# Raisins good/bad?



## cappo5150 (Nov 13, 2004)

Would raisins be good after a work out? Or is it the wrong kind of carbs, too much sugar?

1/4 cup of raisins
Total Fat 0g
Potassium 10mg
Carbs       31g
Sugars     29g


----------



## Vieope (Nov 13, 2004)

_Too much sugar, fructose._


----------



## DFINEST (Nov 13, 2004)

Uh - Oh,
I constantly add a small box to my oatmeal,
yummy for my tummy!


----------



## cappo5150 (Nov 13, 2004)

Same here, I hated eating oatmeal until raisins were added.


----------



## Vieope (Nov 13, 2004)

_Are you cutting? _


----------



## cappo5150 (Nov 13, 2004)

No, just eating as much as I can through out the day.


----------



## kick_boxer (Nov 14, 2004)

well think about it, you can either have liek 1/4 cup of raisins for a shitload of sugars, or a lot more actual grapes for the same amount of sugar...


----------



## Emma-Leigh (Nov 14, 2004)

cappo5150 said:
			
		

> Would raisins be good after a work out? Or is it the wrong kind of carbs, too much sugar?
> 
> 1/4 cup of raisins
> Total Fat 0g
> ...



There are many worse things you can eat than raisins. Especially if you are trying to add some weight.

After a workout they are ok - they have a moderate GI (~65) and do contain a fair bit of glucose (as they are dried grapes) but also have a decent amount of fructose in them (which is not THAT bad, especially if you have just done a big workout).
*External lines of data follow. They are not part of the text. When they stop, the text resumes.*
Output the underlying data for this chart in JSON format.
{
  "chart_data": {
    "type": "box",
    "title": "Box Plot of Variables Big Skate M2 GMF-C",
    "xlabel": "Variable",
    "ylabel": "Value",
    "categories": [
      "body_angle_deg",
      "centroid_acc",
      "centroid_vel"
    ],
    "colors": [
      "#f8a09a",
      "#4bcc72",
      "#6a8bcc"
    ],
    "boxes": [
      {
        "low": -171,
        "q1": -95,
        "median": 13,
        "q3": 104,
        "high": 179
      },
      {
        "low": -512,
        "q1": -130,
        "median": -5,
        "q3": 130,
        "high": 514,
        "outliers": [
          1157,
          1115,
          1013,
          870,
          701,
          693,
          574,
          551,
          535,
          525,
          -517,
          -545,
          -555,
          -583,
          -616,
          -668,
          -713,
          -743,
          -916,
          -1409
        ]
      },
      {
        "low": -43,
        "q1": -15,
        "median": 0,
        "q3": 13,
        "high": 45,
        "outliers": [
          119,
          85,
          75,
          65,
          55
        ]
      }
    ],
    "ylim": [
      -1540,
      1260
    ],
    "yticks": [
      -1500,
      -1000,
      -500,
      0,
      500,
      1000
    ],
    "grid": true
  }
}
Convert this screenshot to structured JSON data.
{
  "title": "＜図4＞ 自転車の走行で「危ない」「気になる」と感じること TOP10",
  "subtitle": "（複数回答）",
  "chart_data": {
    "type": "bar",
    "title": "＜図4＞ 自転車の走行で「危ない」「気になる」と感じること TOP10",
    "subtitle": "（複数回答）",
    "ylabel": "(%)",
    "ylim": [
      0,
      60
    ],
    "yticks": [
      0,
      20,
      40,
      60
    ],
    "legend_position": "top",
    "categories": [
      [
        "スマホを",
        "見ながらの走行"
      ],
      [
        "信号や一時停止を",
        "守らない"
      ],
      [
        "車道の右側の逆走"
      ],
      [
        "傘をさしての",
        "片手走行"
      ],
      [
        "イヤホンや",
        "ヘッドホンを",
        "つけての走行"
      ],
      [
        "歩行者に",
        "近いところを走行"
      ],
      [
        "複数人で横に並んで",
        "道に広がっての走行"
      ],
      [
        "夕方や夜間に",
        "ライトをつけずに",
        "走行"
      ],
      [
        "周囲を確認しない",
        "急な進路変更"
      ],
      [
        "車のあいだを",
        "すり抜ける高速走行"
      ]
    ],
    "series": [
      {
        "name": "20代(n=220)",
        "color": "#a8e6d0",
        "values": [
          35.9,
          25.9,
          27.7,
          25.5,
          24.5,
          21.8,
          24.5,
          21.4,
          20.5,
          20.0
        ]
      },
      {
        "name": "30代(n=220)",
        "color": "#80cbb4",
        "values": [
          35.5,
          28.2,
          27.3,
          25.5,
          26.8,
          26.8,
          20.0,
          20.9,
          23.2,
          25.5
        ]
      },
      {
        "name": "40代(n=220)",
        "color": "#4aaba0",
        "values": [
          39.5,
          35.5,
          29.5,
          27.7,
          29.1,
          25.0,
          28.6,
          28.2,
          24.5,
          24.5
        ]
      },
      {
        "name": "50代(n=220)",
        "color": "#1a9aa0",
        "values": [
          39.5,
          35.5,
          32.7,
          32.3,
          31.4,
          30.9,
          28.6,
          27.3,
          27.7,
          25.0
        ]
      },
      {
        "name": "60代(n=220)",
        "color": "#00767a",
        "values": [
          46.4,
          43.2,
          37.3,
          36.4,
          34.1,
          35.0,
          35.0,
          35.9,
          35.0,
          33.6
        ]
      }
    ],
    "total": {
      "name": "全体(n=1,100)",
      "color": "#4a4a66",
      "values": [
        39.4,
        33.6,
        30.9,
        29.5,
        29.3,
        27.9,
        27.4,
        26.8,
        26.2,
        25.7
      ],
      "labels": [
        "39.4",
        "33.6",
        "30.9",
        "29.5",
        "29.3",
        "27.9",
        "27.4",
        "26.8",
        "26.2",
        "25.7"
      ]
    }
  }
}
But there are definately better things you could have - banana, milk, thin rolled oats etc.


----------



## Jodi (Nov 14, 2004)

Don't forget you can also get unsweetened raisins which are better and not that bad, but as Emma said, there are better choices.


----------



## Emma-Leigh (Nov 15, 2004)

Jodi said:
			
		

> Don't forget you can also get unsweetened raisins which are better and not that bad, but as Emma said, there are better choices.


 You can get _sweetened_ raisins in the US?? My god - Arn't they sweet enough??!!


----------



## Jodi (Nov 16, 2004)

LOL, yeah they come sugar coated


----------



## squanto (Nov 16, 2004)

you can get sweetened ANYTHING in the US, dear.
why are americans so fat again?


----------